Four New Yorkers have filed a class action against Lumber Liquidators in Manhattan Federal Court. The suit accuses the company of failing to warn about the formaldehyde content in its Chinese flooring, and of lying that the floors were CARB complaint.
An securities lawsuit has been filed against the directors of Lumber Liquidators Holdings Inc. on behalf of an investor in Delaware Chancery Court.
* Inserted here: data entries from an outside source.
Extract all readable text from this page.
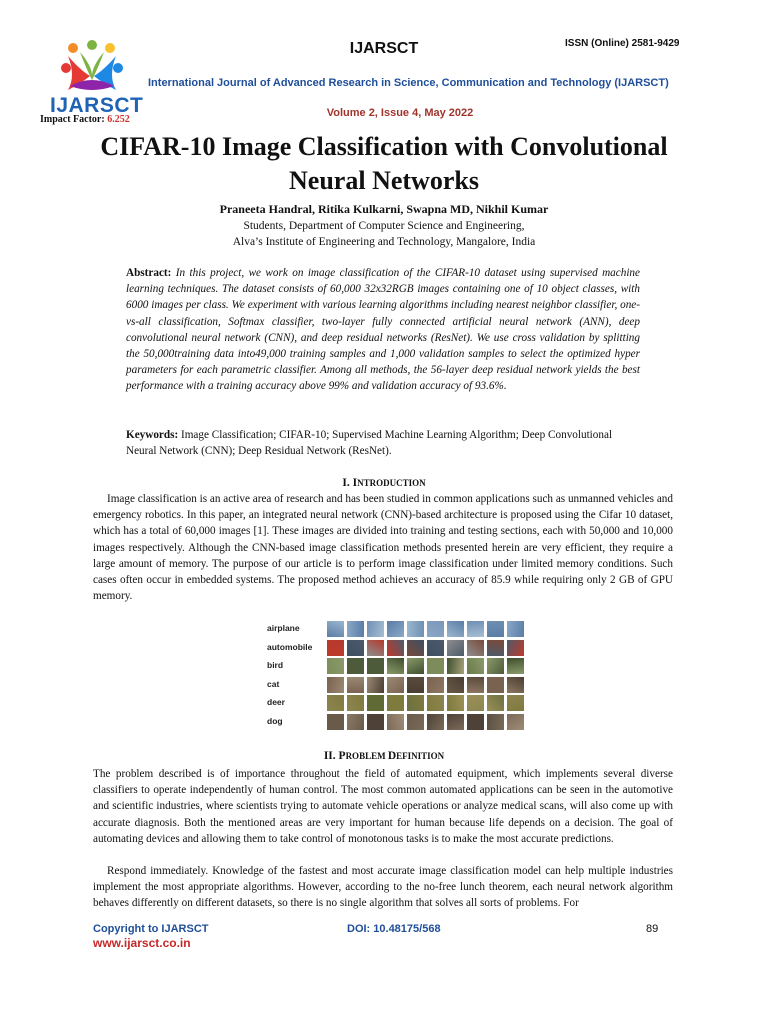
IJARSCT
Impact Factor: 6.252
IJARSCT	ISSN (Online) 2581-9429
International Journal of Advanced Research in Science, Communication and Technology (IJARSCT)
Volume 2, Issue 4, May 2022
CIFAR-10 Image Classification with Convolutional
Neural Networks
Praneeta Handral, Ritika Kulkarni, Swapna MD, Nikhil Kumar
Students, Department of Computer Science and Engineering,
Alva’s Institute of Engineering and Technology, Mangalore, India
Abstract: In this project, we work on image classification of the CIFAR-10 dataset using supervised machine learning techniques. The dataset consists of 60,000 32x32RGB images containing one of 10 object classes, with 6000 images per class. We experiment with various learning algorithms including nearest neighbor classifier, one-vs-all classification, Softmax classifier, two-layer fully connected artificial neural network (ANN), deep convolutional neural network (CNN), and deep residual networks (ResNet). We use cross validation by splitting the 50,000training data into49,000 training samples and 1,000 validation samples to select the optimized hyper parameters for each parametric classifier. Among all methods, the 56-layer deep residual network yields the best performance with a training accuracy above 99% and validation accuracy of 93.6%.
Keywords: Image Classification; CIFAR-10; Supervised Machine Learning Algorithm; Deep Convolutional Neural Network (CNN); Deep Residual Network (ResNet).
I. INTRODUCTION
Image classification is an active area of research and has been studied in common applications such as unmanned vehicles and emergency robotics. In this paper, an integrated neural network (CNN)-based architecture is proposed using the Cifar 10 dataset, which has a total of 60,000 images [1]. These images are divided into training and testing sections, each with 50,000 and 10,000 images respectively. Although the CNN-based image classification methods presented herein are very efficient, they require a large amount of memory. The purpose of our article is to perform image classification under limited memory conditions. Such cases often occur in embedded systems. The proposed method achieves an accuracy of 85.9 while requiring only 2 GB of GPU memory.
airplane
automobile
bird
cat
deer
dog
II. PROBLEM DEFINITION
The problem described is of importance throughout the field of automated equipment, which implements several diverse classifiers to operate independently of human control. The most common automated applications can be seen in the automotive and scientific industries, where scientists trying to automate vehicle operations or analyze medical scans, will also come up with accurate diagnosis. Both the mentioned areas are very important for human because life depends on a decision. The goal of automating devices and allowing them to take control of monotonous tasks is to make the most accurate predictions.
Respond immediately. Knowledge of the fastest and most accurate image classification model can help multiple industries implement the most appropriate algorithms. However, according to the no-free lunch theorem, each neural network algorithm behaves differently on different datasets, so there is no single algorithm that solves all sorts of problems. For
Copyright to IJARSCT
www.ijarsct.co.in
DOI: 10.48175/568	89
The complaint accuses the board of engaging in insider trading by selling shares while knowing the company faced imminent criminal charges over importing Chinese flooring that came from illegally sourced trees in Russia.
According to the lawsuit, Thomas Sullivan, Lumber Liquidators’ founder and chairman, along with CEO Robert Lynch, used non-public information to decide when to sell a combined $19 million worth of the company’s stock.
The board’s stock sales “were unusual and well-timed; to take advantage of the inflated stock price before the true facts regarding the company’s operations were revealed to the market,” James Costello, a Lumber Liquidators shareholder, said in the suit.
Specifically, Sullivan and Lynch have been accused of selling a large portion of their shares in the months before a raid of the company’s offices and a retail outlet in 2013. Federal agents were looking for evidence that Lumber Liquidators obtained illegal Russian lumber purchased through Chinese sources, according to the lawsuit.
The complaint further accuses the board of failing to properly oversee Sullivan’s and Lynch’s stock sales, and of allowing them and other company executives to become “unjustly enriched” by them.
False Advertising Lawsuit
A Virginia woman is suing Lumber Liquidators over allegations that the company falsely advertised its Chinese laminate flooring as being complaint with formaldehyde emissions standards. Plaintiff Genevieve Baldwin alleges that LL’s claims that its Chinese flooring complied with emissions standards are false, as the products have been found to emit formaldehyde levels in excess of legally permissible limits, and that the company also failed to disclose the toxic formaldehyde risk to consumers.